# Tank for good morning



## Roland (19 Dec 2020)




----------



## Inked_aqua (6 Jan 2021)

I love the colour contrast in this 👌


----------



## Paul Kettless (11 Jan 2021)

Beautiful colours you have there, being a newbie to planted tanks Im not that familiar with the plants names at the moment, what is the green plant at the background far right that has almost plam tree looking leaves.  Also do you know what category in terms of keeping it is in please.


----------



## dw1305 (11 Jan 2021)

Hi all,


Paul Kettless said:


> being a newbie to planted tanks Im not that familiar with the plants names at the moment, what is the green plant at the background far right that has almost plam tree looking leaves. Also do you know what category in terms of keeping it is in please.

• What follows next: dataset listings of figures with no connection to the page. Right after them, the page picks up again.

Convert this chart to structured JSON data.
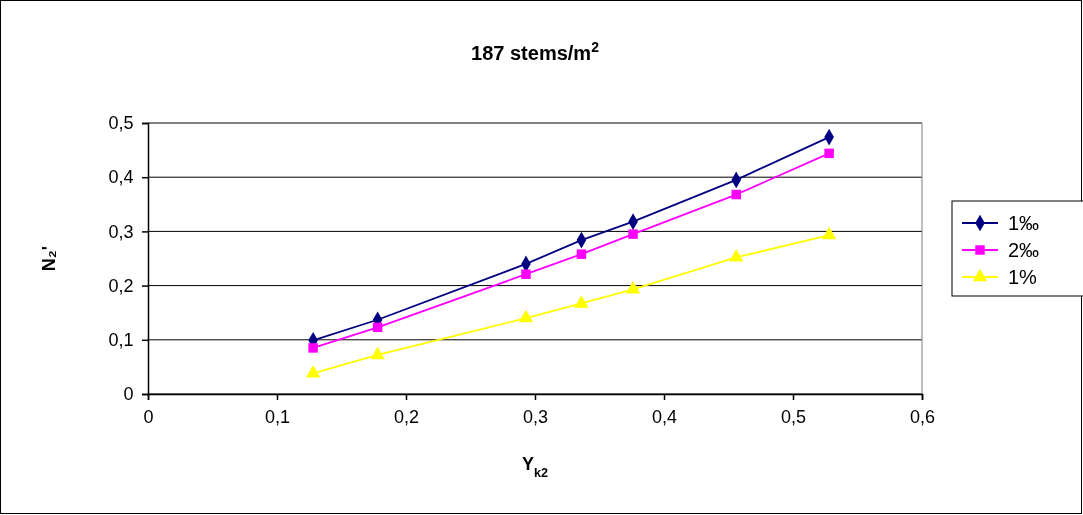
{
  "chart_data": {
    "type": "line",
    "title": "187 stems/m$^{2}$",
    "xlabel": "Y$_{k2}$",
    "ylabel": "N₂'",
    "x": [
      0.128,
      0.178,
      0.293,
      0.336,
      0.376,
      0.456,
      0.528
    ],
    "series": [
      {
        "name": "1‰",
        "color": "#000080",
        "marker": "diamond",
        "values": [
          0.099,
          0.137,
          0.24,
          0.284,
          0.318,
          0.395,
          0.474
        ]
      },
      {
        "name": "2‰",
        "color": "#ff00ff",
        "marker": "square",
        "values": [
          0.085,
          0.123,
          0.221,
          0.258,
          0.295,
          0.368,
          0.444
        ]
      },
      {
        "name": "1%",
        "color": "#ffff00",
        "marker": "triangle",
        "values": [
          0.038,
          0.072,
          0.14,
          0.167,
          0.193,
          0.252,
          0.293
        ]
      }
    ],
    "xlim": [
      0,
      0.6
    ],
    "xticks": [
      0,
      {
        "value": 0.1,
        "label": "0,1"
      },
      {
        "value": 0.2,
        "label": "0,2"
      },
      {
        "value": 0.3,
        "label": "0,3"
      },
      {
        "value": 0.4,
        "label": "0,4"
      },
      {
        "value": 0.5,
        "label": "0,5"
      },
      {
        "value": 0.6,
        "label": "0,6"
      }
    ],
    "ylim": [
      0,
      0.5
    ],
    "yticks": [
      0,
      {
        "value": 0.1,
        "label": "0,1"
      },
      {
        "value": 0.2,
        "label": "0,2"
      },
      {
        "value": 0.3,
        "label": "0,3"
      },
      {
        "value": 0.4,
        "label": "0,4"
      },
      {
        "value": 0.5,
        "label": "0,5"
      }
    ],
    "grid": "y",
    "legend": "right"
  }
}
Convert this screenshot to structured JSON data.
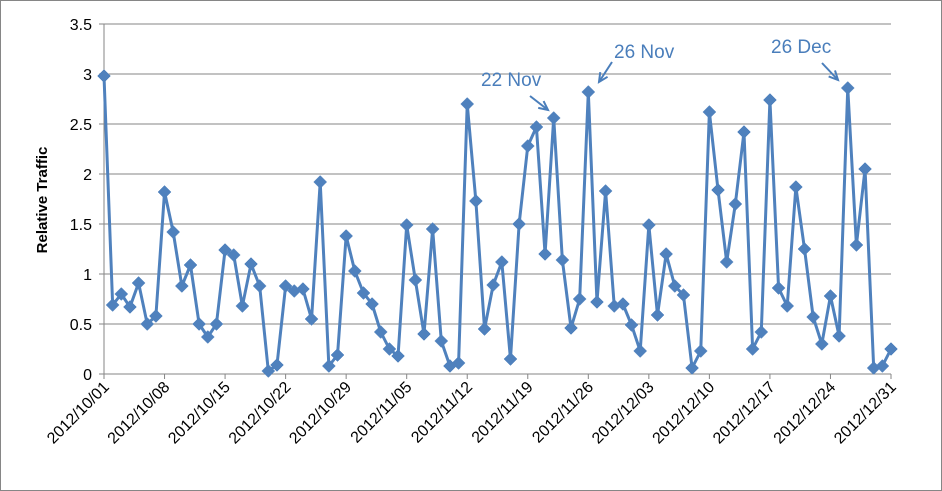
{
  "chart_data": {
    "type": "line",
    "title": "",
    "xlabel": "",
    "ylabel": "Relative Traffic",
    "ylim": [
      0,
      3.5
    ],
    "yticks": [
      "0",
      "0.5",
      "1",
      "1.5",
      "2",
      "2.5",
      "3",
      "3.5"
    ],
    "xticks": [
      "2012/10/01",
      "2012/10/08",
      "2012/10/15",
      "2012/10/22",
      "2012/10/29",
      "2012/11/05",
      "2012/11/12",
      "2012/11/19",
      "2012/11/26",
      "2012/12/03",
      "2012/12/10",
      "2012/12/17",
      "2012/12/24",
      "2012/12/31"
    ],
    "x_start": "2012/10/01",
    "x_end": "2012/12/31",
    "grid": "horizontal",
    "legend": "none",
    "series_color": "#4f81bd",
    "annotation_color": "#4a7ebb",
    "series": [
      {
        "values": [
          2.98,
          0.69,
          0.8,
          0.67,
          0.91,
          0.5,
          0.58,
          1.82,
          1.42,
          0.88,
          1.09,
          0.5,
          0.37,
          0.5,
          1.24,
          1.19,
          0.68,
          1.1,
          0.88,
          0.03,
          0.09,
          0.88,
          0.83,
          0.85,
          0.55,
          1.92,
          0.08,
          0.19,
          1.38,
          1.03,
          0.81,
          0.7,
          0.42,
          0.25,
          0.18,
          1.49,
          0.94,
          0.4,
          1.45,
          0.33,
          0.08,
          0.11,
          2.7,
          1.73,
          0.45,
          0.89,
          1.12,
          0.15,
          1.5,
          2.28,
          2.47,
          1.2,
          2.56,
          1.14,
          0.46,
          0.75,
          2.82,
          0.72,
          1.83,
          0.68,
          0.7,
          0.49,
          0.23,
          1.49,
          0.59,
          1.2,
          0.88,
          0.79,
          0.06,
          0.23,
          2.62,
          1.84,
          1.12,
          1.7,
          2.42,
          0.25,
          0.42,
          2.74,
          0.86,
          0.68,
          1.87,
          1.25,
          0.57,
          0.3,
          0.78,
          0.38,
          2.86,
          1.29,
          2.05,
          0.06,
          0.08,
          0.25
        ]
      }
    ],
    "annotations": [
      {
        "text": "22 Nov"
      },
      {
        "text": "26 Nov"
      },
      {
        "text": "26 Dec"
      }
    ]
  }
}
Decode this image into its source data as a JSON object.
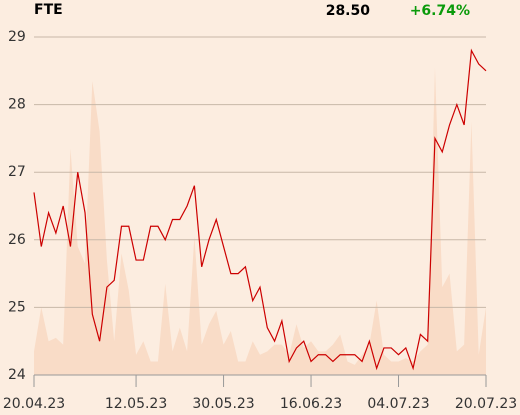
{
  "chart_data": {
    "type": "line",
    "title": "FTE",
    "price": {
      "value": 28.5,
      "label": "28.50"
    },
    "change": {
      "value": 6.74,
      "label": "+6.74%",
      "color": "#0a9a0a"
    },
    "x": [
      0,
      1,
      2,
      3,
      4,
      5,
      6,
      7,
      8,
      9,
      10,
      11,
      12,
      13,
      14,
      15,
      16,
      17,
      18,
      19,
      20,
      21,
      22,
      23,
      24,
      25,
      26,
      27,
      28,
      29,
      30,
      31,
      32,
      33,
      34,
      35,
      36,
      37,
      38,
      39,
      40,
      41,
      42,
      43,
      44,
      45,
      46,
      47,
      48,
      49,
      50,
      51,
      52,
      53,
      54,
      55,
      56,
      57,
      58,
      59,
      60,
      61,
      62
    ],
    "xlim": [
      0,
      62
    ],
    "xticks": [
      {
        "value": 0,
        "label": "20.04.23"
      },
      {
        "value": 14,
        "label": "12.05.23"
      },
      {
        "value": 26,
        "label": "30.05.23"
      },
      {
        "value": 38,
        "label": "16.06.23"
      },
      {
        "value": 50,
        "label": "04.07.23"
      },
      {
        "value": 62,
        "label": "20.07.23"
      }
    ],
    "ylim": [
      24,
      29
    ],
    "yticks": [
      24,
      25,
      26,
      27,
      28,
      29
    ],
    "grid": true,
    "series": [
      {
        "color": "#cc0000",
        "values": [
          26.7,
          25.9,
          26.4,
          26.1,
          26.5,
          25.9,
          27.0,
          26.4,
          24.9,
          24.5,
          25.3,
          25.4,
          26.2,
          26.2,
          25.7,
          25.7,
          26.2,
          26.2,
          26.0,
          26.3,
          26.3,
          26.5,
          26.8,
          25.6,
          26.0,
          26.3,
          25.9,
          25.5,
          25.5,
          25.6,
          25.1,
          25.3,
          24.7,
          24.5,
          24.8,
          24.2,
          24.4,
          24.5,
          24.2,
          24.3,
          24.3,
          24.2,
          24.3,
          24.3,
          24.3,
          24.2,
          24.5,
          24.1,
          24.4,
          24.4,
          24.3,
          24.4,
          24.1,
          24.6,
          24.5,
          27.5,
          27.3,
          27.7,
          28.0,
          27.7,
          28.8,
          28.6,
          28.5
        ]
      }
    ],
    "volume": {
      "color": "#f9dcc7",
      "y2lim": [
        0,
        100
      ],
      "values": [
        7,
        20,
        10,
        11,
        9,
        67,
        38,
        33,
        87,
        72,
        34,
        10,
        36,
        25,
        6,
        10,
        4,
        4,
        27,
        7,
        14,
        7,
        41,
        9,
        15,
        19,
        9,
        13,
        4,
        4,
        10,
        6,
        7,
        9,
        9,
        6,
        15,
        8,
        10,
        7,
        7,
        9,
        12,
        4,
        3,
        6,
        9,
        22,
        6,
        4,
        4,
        5,
        4,
        7,
        9,
        91,
        26,
        30,
        7,
        9,
        75,
        6,
        20
      ]
    }
  }
}
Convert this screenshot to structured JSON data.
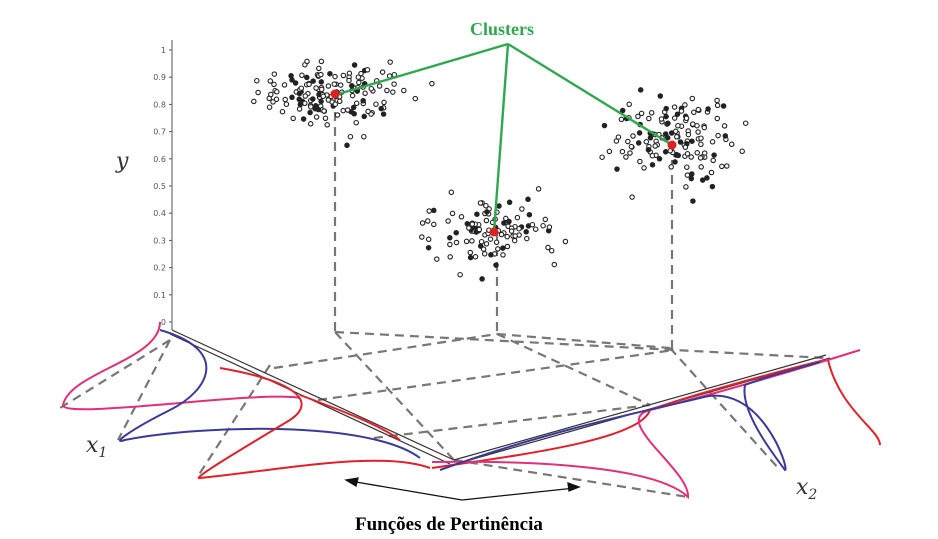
{
  "title": "Clusters",
  "caption": "Funções de Pertinência",
  "axes": {
    "y": "y",
    "x1_base": "x",
    "x1_sub": "1",
    "x2_base": "x",
    "x2_sub": "2",
    "y_ticks": [
      "1",
      "0.9",
      "0.8",
      "0.7",
      "0.6",
      "0.5",
      "0.4",
      "0.3",
      "0.2",
      "0.1",
      "0"
    ]
  },
  "colors": {
    "clusters_label": "#2fa84f",
    "connector": "#2fa84f",
    "centroid": "#dd2222",
    "point": "#222222",
    "grid": "#777777",
    "mf_red": "#e0202a",
    "mf_pink": "#e0307a",
    "mf_blue": "#3a3a9a"
  }
}
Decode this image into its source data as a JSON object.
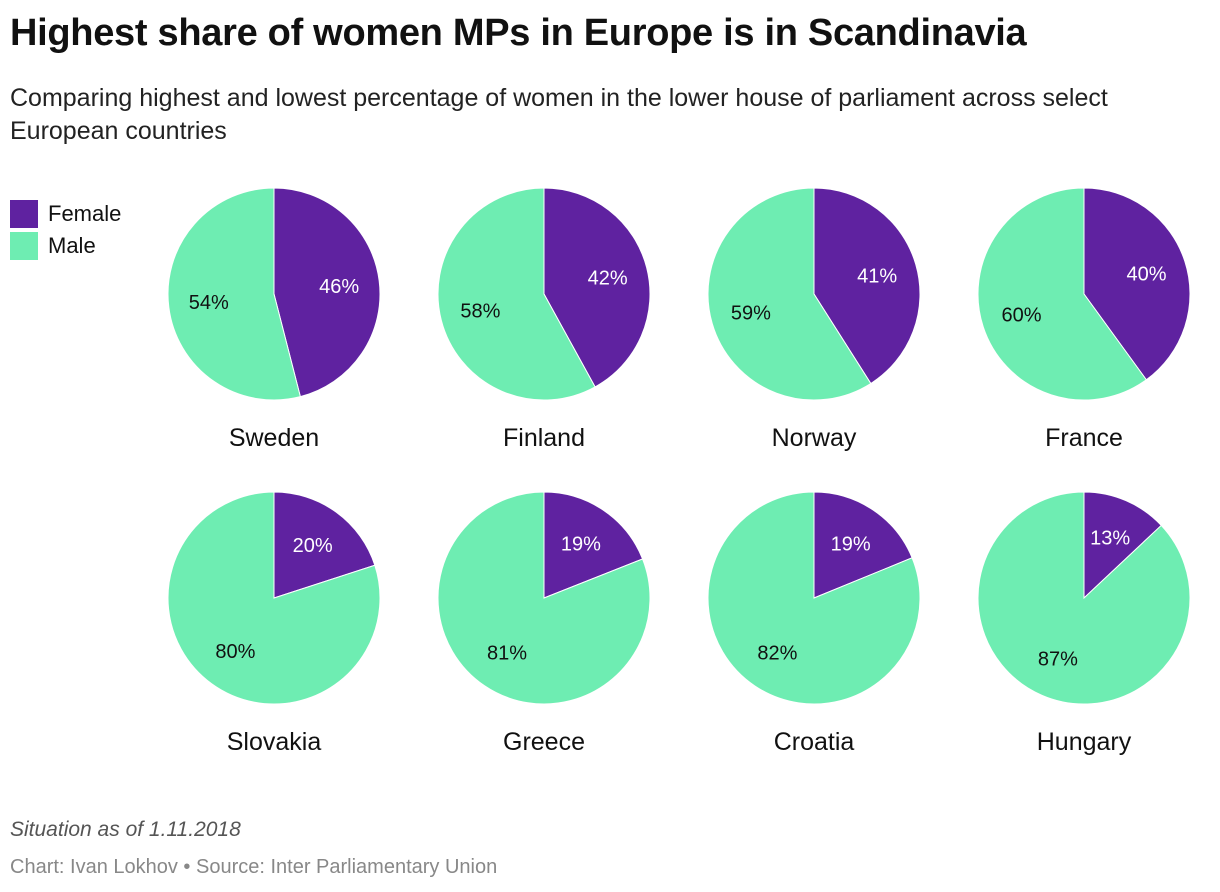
{
  "title": "Highest share of women MPs in Europe is in Scandinavia",
  "subtitle": "Comparing highest and lowest percentage of women in the lower house of parliament across select European countries",
  "note": "Situation as of 1.11.2018",
  "credit": "Chart: Ivan Lokhov • Source: Inter Parliamentary Union",
  "colors": {
    "female": "#5f22a0",
    "male": "#6eedb2"
  },
  "chart_data": {
    "type": "pie",
    "legend": [
      "Female",
      "Male"
    ],
    "legend_position": "top-left",
    "charts": [
      {
        "label": "Sweden",
        "female": 46,
        "male": 54
      },
      {
        "label": "Finland",
        "female": 42,
        "male": 58
      },
      {
        "label": "Norway",
        "female": 41,
        "male": 59
      },
      {
        "label": "France",
        "female": 40,
        "male": 60
      },
      {
        "label": "Slovakia",
        "female": 20,
        "male": 80
      },
      {
        "label": "Greece",
        "female": 19,
        "male": 81
      },
      {
        "label": "Croatia",
        "female": 19,
        "male": 82
      },
      {
        "label": "Hungary",
        "female": 13,
        "male": 87
      }
    ]
  }
}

_Syngonanthus_ "Belem'?  <"Difficult I believe">, unless you are @Roland .

cheers Darrel


----------



## Paul Kettless (11 Jan 2021)

dw1305 said:


> Hi all,
> 
> _Syngonanthus_ "Belem'?  <"Difficult I believe">, unless you are @Roland .
> 
> cheers Darrel


Typical, Story of my life that Darrel, always want what I cant have.......


----------



## Roland (11 Jan 2021)

Green one is Tonina Giant, more solid and bigher than Tonina Belem.


----------



## Jimmy (12 Jan 2021)

Love the colours


----------



## Kingyfish1 (12 Feb 2021)

I agree great color you have in them plants


----------



## chrisjohnson (12 Mar 2021)

Co2 or not?


----------